Our goal at the Engineering School is captured in our slogan, Developing Leaders of Innovation. As we interpret it, innovation means more than just having a flash of inspiration or making a discovery. It means translating ideas and discoveries into products and services that benefit society. We’ve witnessed a growth of interest in that process over the last few years, and we’re now looking at ways to strengthen our knowledge-transfer offerings.

The Engineering Business Minor, established with funds from an alumni donor and offered in partnership with the McIntire School of Commerce, is one way we have tapped the resources of the University to offer our students a distinctive educational experience. We hope to expand our partnership with the McIntire School and to forge new partnerships with others in the University to develop and offer innovative programs to our students. This type of curriculum will help them whether they intend to start their own enterprise or effect change as so-called “intrapreneurs” within an established organization.

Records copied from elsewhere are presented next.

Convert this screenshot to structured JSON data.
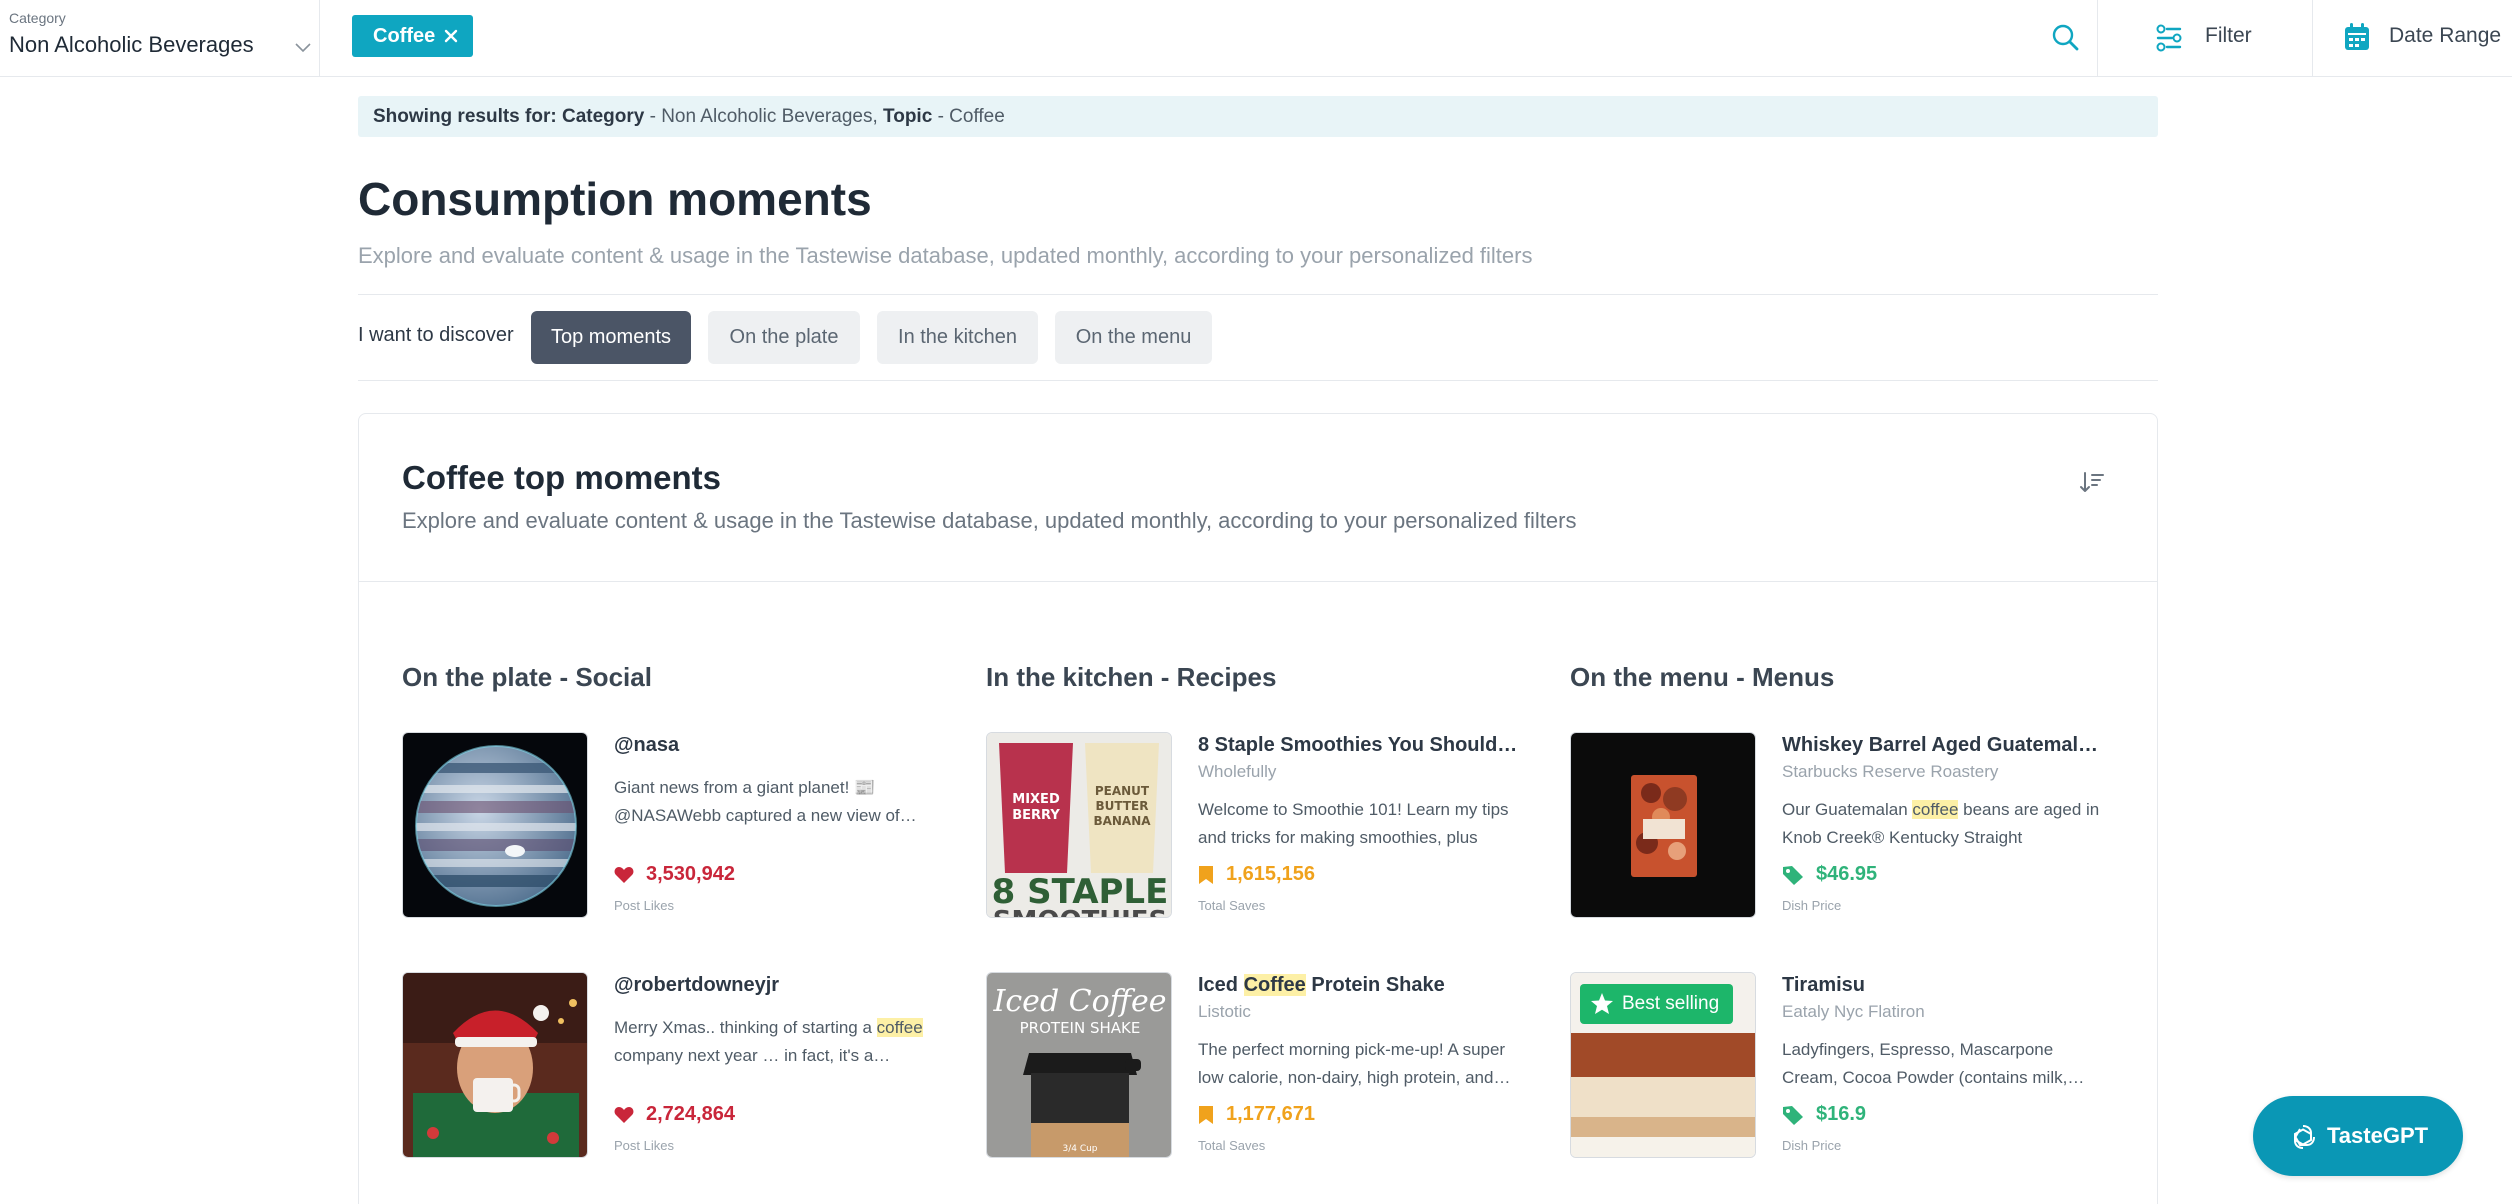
{
  "topbar": {
    "category_label": "Category",
    "category_value": "Non Alcoholic Beverages",
    "topic_chip": "Coffee",
    "filter_label": "Filter",
    "date_label": "Date Range"
  },
  "banner": {
    "prefix": "Showing results for:",
    "cat_key": "Category",
    "cat_value": "- Non Alcoholic Beverages,",
    "topic_key": "Topic",
    "topic_value": "- Coffee"
  },
  "page": {
    "title": "Consumption moments",
    "subtitle": "Explore and evaluate content & usage in the Tastewise database, updated monthly, according to your personalized filters",
    "discover_label": "I want to discover",
    "tabs": [
      "Top moments",
      "On the plate",
      "In the kitchen",
      "On the menu"
    ]
  },
  "card": {
    "title": "Coffee top moments",
    "subtitle": "Explore and evaluate content & usage in the Tastewise database, updated monthly, according to your personalized filters",
    "columns": [
      "On the plate - Social",
      "In the kitchen - Recipes",
      "On the menu - Menus"
    ]
  },
  "social": [
    {
      "title": "@nasa",
      "desc": "Giant news from a giant planet! 📰 @NASAWebb captured a new view of…",
      "metric": "3,530,942",
      "metric_label": "Post Likes"
    },
    {
      "title": "@robertdowneyjr",
      "desc_pre": "Merry Xmas.. thinking of starting a ",
      "desc_hl": "coffee",
      "desc_post": " company next year … in fact, it's a…",
      "metric": "2,724,864",
      "metric_label": "Post Likes"
    }
  ],
  "recipes": [
    {
      "title": "8 Staple Smoothies You Should K…",
      "source": "Wholefully",
      "desc": "Welcome to Smoothie 101! Learn my tips and tricks for making smoothies, plus get…",
      "metric": "1,615,156",
      "metric_label": "Total Saves",
      "img_text_1": "MIXED",
      "img_text_2": "BERRY",
      "img_text_3": "PEANUT",
      "img_text_4": "BUTTER",
      "img_text_5": "BANANA",
      "img_text_6": "8 STAPLE",
      "img_text_7": "SMOOTHIES"
    },
    {
      "title_pre": "Iced ",
      "title_hl": "Coffee",
      "title_post": " Protein Shake",
      "source": "Listotic",
      "desc": "The perfect morning pick-me-up! A super low calorie, non-dairy, high protein, and…",
      "metric": "1,177,671",
      "metric_label": "Total Saves",
      "img_text_1": "Iced Coffee",
      "img_text_2": "PROTEIN SHAKE",
      "img_text_3": "3/4 Cup"
    }
  ],
  "menus": [
    {
      "title": "Whiskey Barrel Aged Guatemala …",
      "source": "Starbucks Reserve Roastery",
      "desc_pre": "Our Guatemalan ",
      "desc_hl": "coffee",
      "desc_post": " beans are aged in Knob Creek® Kentucky Straight Bourbon…",
      "metric": "$46.95",
      "metric_label": "Dish Price"
    },
    {
      "title": "Tiramisu",
      "source": "Eataly Nyc Flatiron",
      "desc": "Ladyfingers, Espresso, Mascarpone Cream, Cocoa Powder (contains milk,…",
      "metric": "$16.9",
      "metric_label": "Dish Price",
      "badge": "Best selling"
    }
  ],
  "tastegpt_label": "TasteGPT",
  "colors": {
    "accent": "#0fa6c1",
    "likes": "#c9263a",
    "saves": "#f0a21c",
    "price": "#2fb37a",
    "tab_active": "#4b5566"
  }
}
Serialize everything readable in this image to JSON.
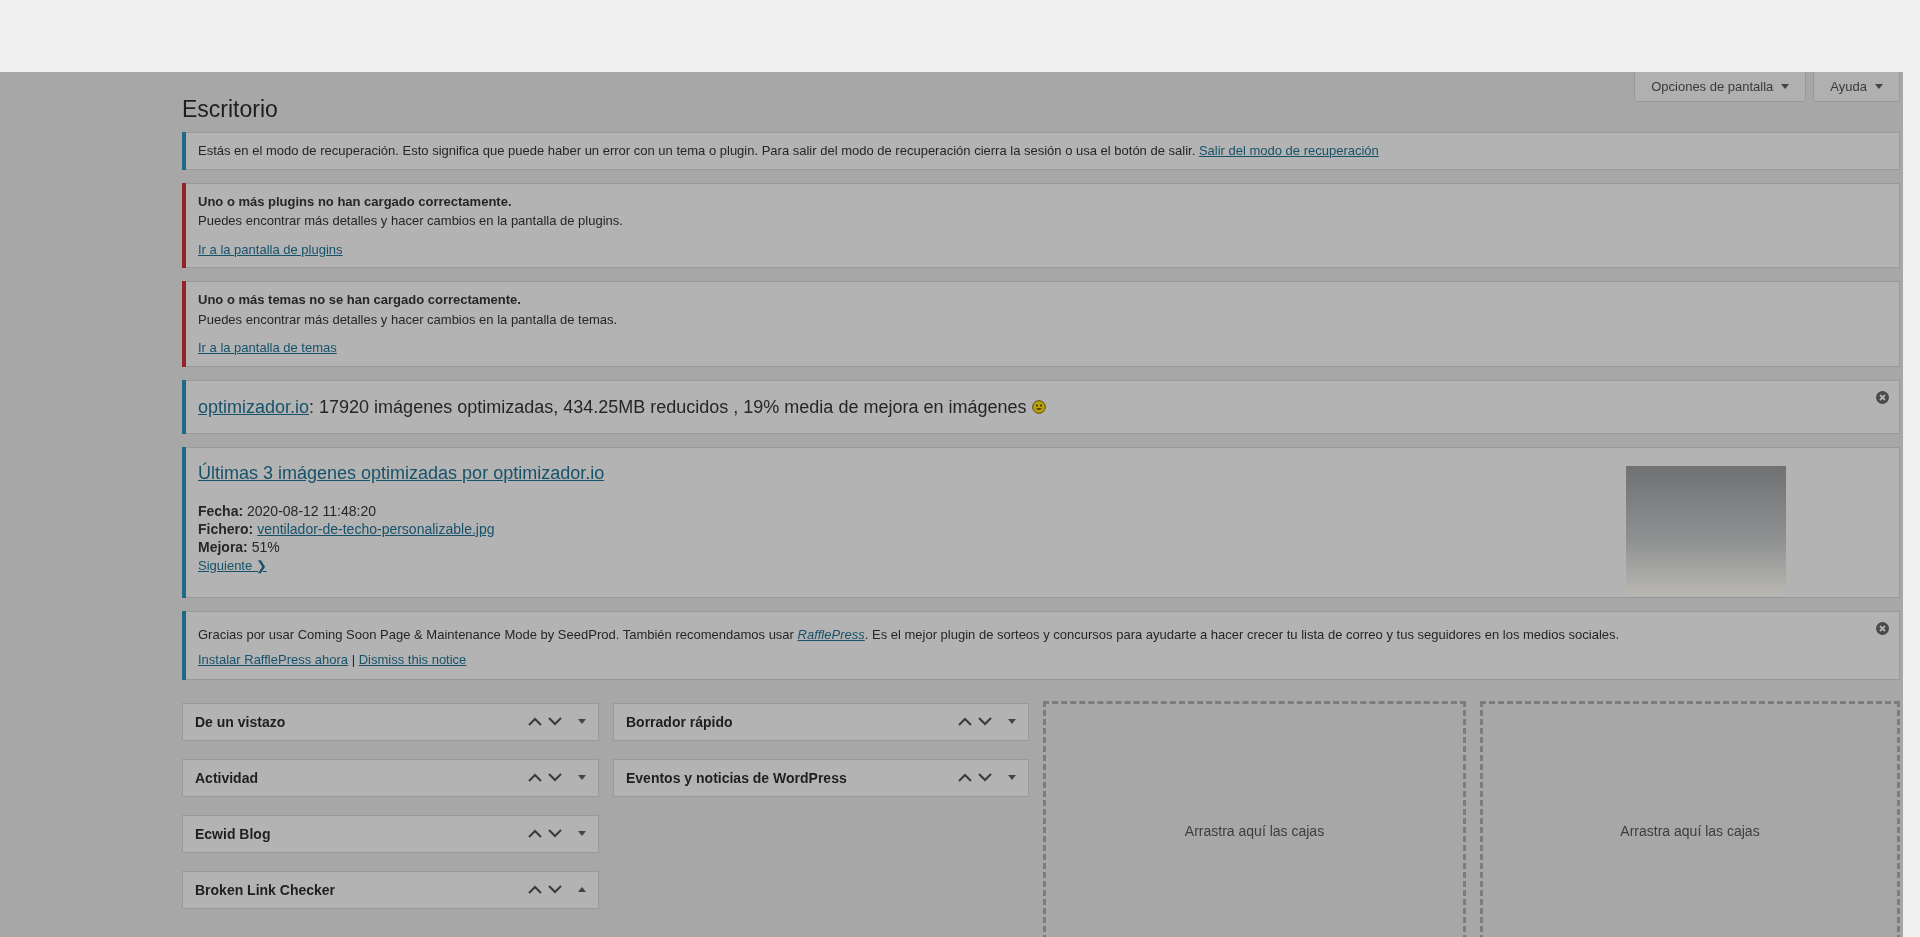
{
  "header_buttons": [
    {
      "label": "Opciones de pantalla"
    },
    {
      "label": "Ayuda"
    }
  ],
  "page_title": "Escritorio",
  "notices": [
    {
      "kind": "recovery",
      "color": "#1c6a85",
      "text": "Estás en el modo de recuperación. Esto significa que puede haber un error con un tema o plugin. Para salir del modo de recuperación cierra la sesión o usa el botón de salir.",
      "link": "Salir del modo de recuperación"
    },
    {
      "kind": "error",
      "color": "#952323",
      "title": "Uno o más plugins no han cargado correctamente.",
      "text": "Puedes encontrar más detalles y hacer cambios en la pantalla de plugins.",
      "link": "Ir a la pantalla de plugins"
    },
    {
      "kind": "error",
      "color": "#952323",
      "title": "Uno o más temas no se han cargado correctamente.",
      "text": "Puedes encontrar más detalles y hacer cambios en la pantalla de temas.",
      "link": "Ir a la pantalla de temas"
    },
    {
      "kind": "stats",
      "color": "#1c6a85",
      "link": "optimizador.io",
      "text": ": 17920 imágenes optimizadas, 434.25MB reducidos , 19% media de mejora en imágenes",
      "dismissible": true
    },
    {
      "kind": "recent",
      "color": "#1c6a85",
      "title": "Últimas 3 imágenes optimizadas por optimizador.io",
      "fields": [
        {
          "kind": "text",
          "label": "Fecha:",
          "value": "2020-08-12 11:48:20"
        },
        {
          "kind": "link",
          "label": "Fichero:",
          "value": "ventilador-de-techo-personalizable.jpg"
        },
        {
          "kind": "text",
          "label": "Mejora:",
          "value": "51%"
        }
      ],
      "next": "Siguiente ❯"
    },
    {
      "kind": "promo",
      "color": "#1c6a85",
      "text_before": "Gracias por usar Coming Soon Page & Maintenance Mode by SeedProd. También recomendamos usar ",
      "link": "RafflePress",
      "text_after": ". Es el mejor plugin de sorteos y concursos para ayudarte a hacer crecer tu lista de correo y tus seguidores en los medios sociales.",
      "links": [
        "Instalar RafflePress ahora",
        "Dismiss this notice"
      ],
      "separator": "|",
      "dismissible": true
    }
  ],
  "columns": [
    {
      "kind": "boxes",
      "boxes": [
        {
          "title": "De un vistazo",
          "expanded": false
        },
        {
          "title": "Actividad",
          "expanded": false
        },
        {
          "title": "Ecwid Blog",
          "expanded": false
        },
        {
          "title": "Broken Link Checker",
          "expanded": true
        }
      ]
    },
    {
      "kind": "boxes",
      "boxes": [
        {
          "title": "Borrador rápido",
          "expanded": false
        },
        {
          "title": "Eventos y noticias de WordPress",
          "expanded": false
        }
      ]
    },
    {
      "kind": "drop",
      "text": "Arrastra aquí las cajas"
    },
    {
      "kind": "drop",
      "text": "Arrastra aquí las cajas"
    }
  ]
}
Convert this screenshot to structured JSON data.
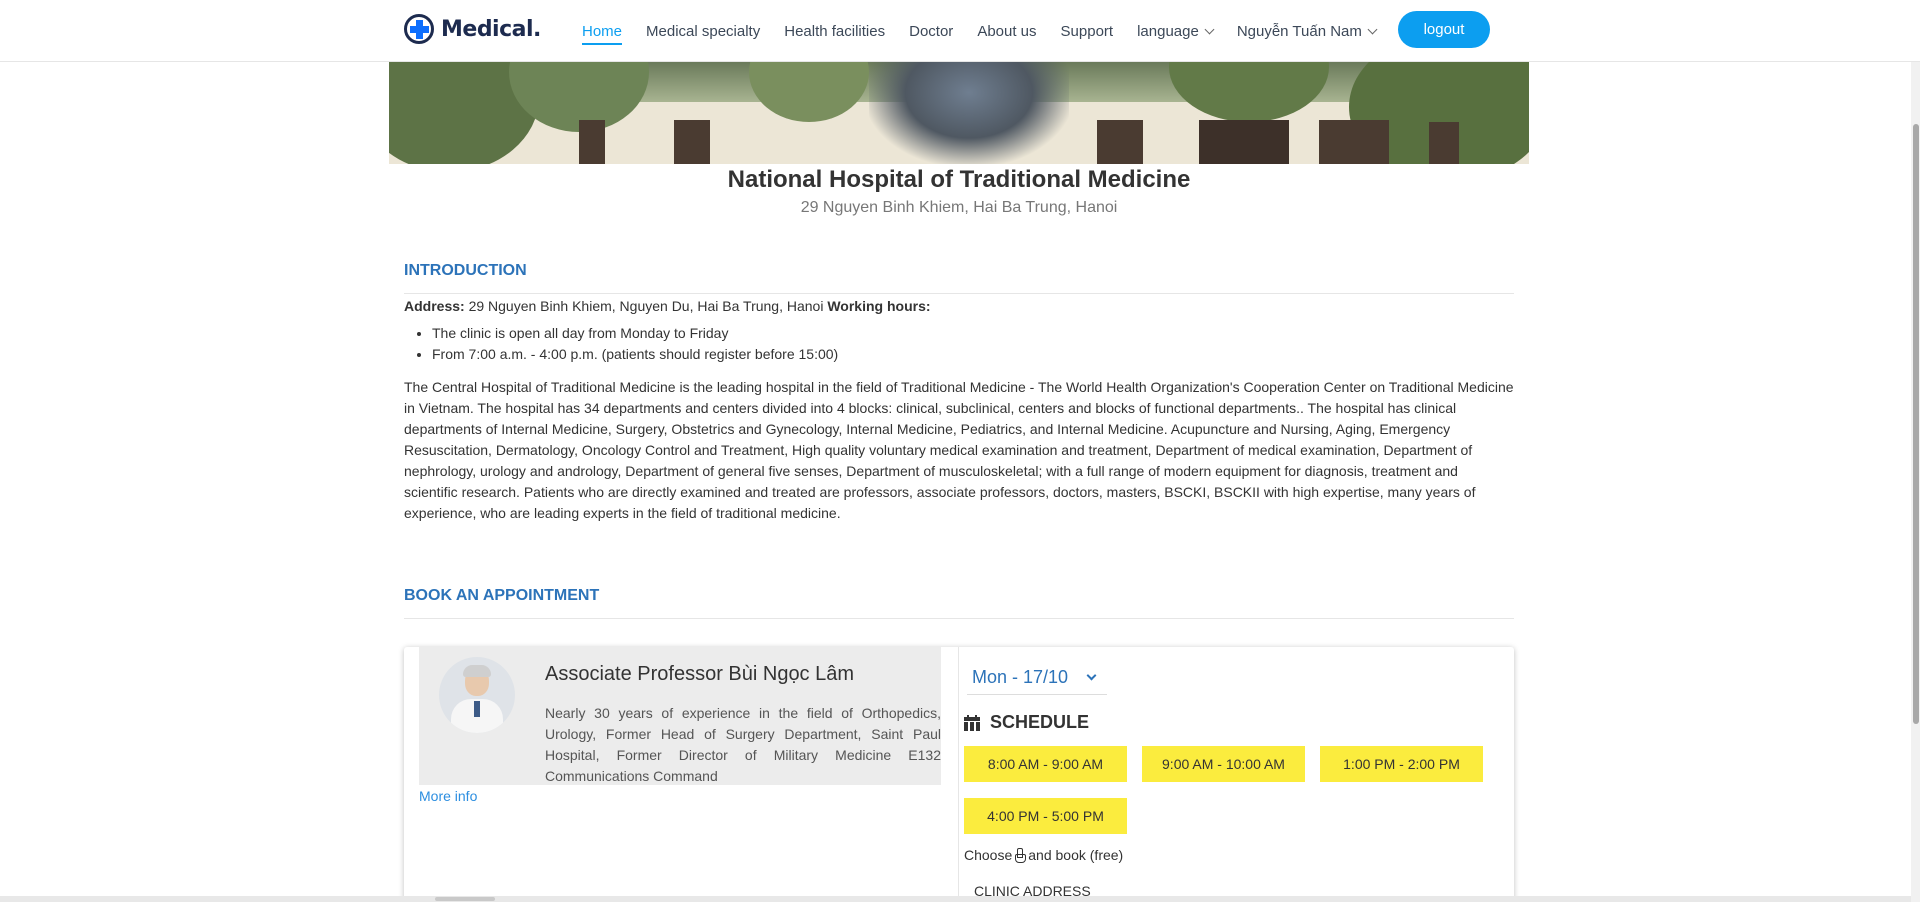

We are encouraged by interest in entrepreneurship in the Office of the Vice President for Research, which, under the leadership of Tom Skalak, has shown a strong commitment to fueling a knowledge-transfer movement at the University. That office includes a highly productive Patent Foundation, which has set up a satellite office in Thornton Hall, as well as the visionary leadership of W. Mark Crowell, who was hired this past spring as the University’s first executive director and associate vice president for innovation partnerships and commercialization.

From visionaries in the wireless health field, to social entrepreneurs bringing clean water to Africa, to developers of innovative medical devices and creators of high profile websites, our faculty, students and graduates are making their mark in the business world and beyond. And our students are clamoring for more classes and programs that can help them follow a similar path. Our ability to develop new programs in this area and to foster the spirit of innovation among our students, however, depends on your investment of support. In effect, we too need venture capital.

Jeff Sands, our new associate dean for development and vice president of the Engineering Foundation, is prepared to make the case for investing in our School. U.Va. engineers are not like other engineers, precisely because they learn here that engineering — a field we all cherish — is not an end in itself, but a tool they can use to serve society. Any investment that broadens their educational experience produces tremendous dividends for us all.

Thank you for your continued interest in and support of the U.Va. Engineering School. Keep in touch with me. Your thoughts and comments on the future of our School are always welcome.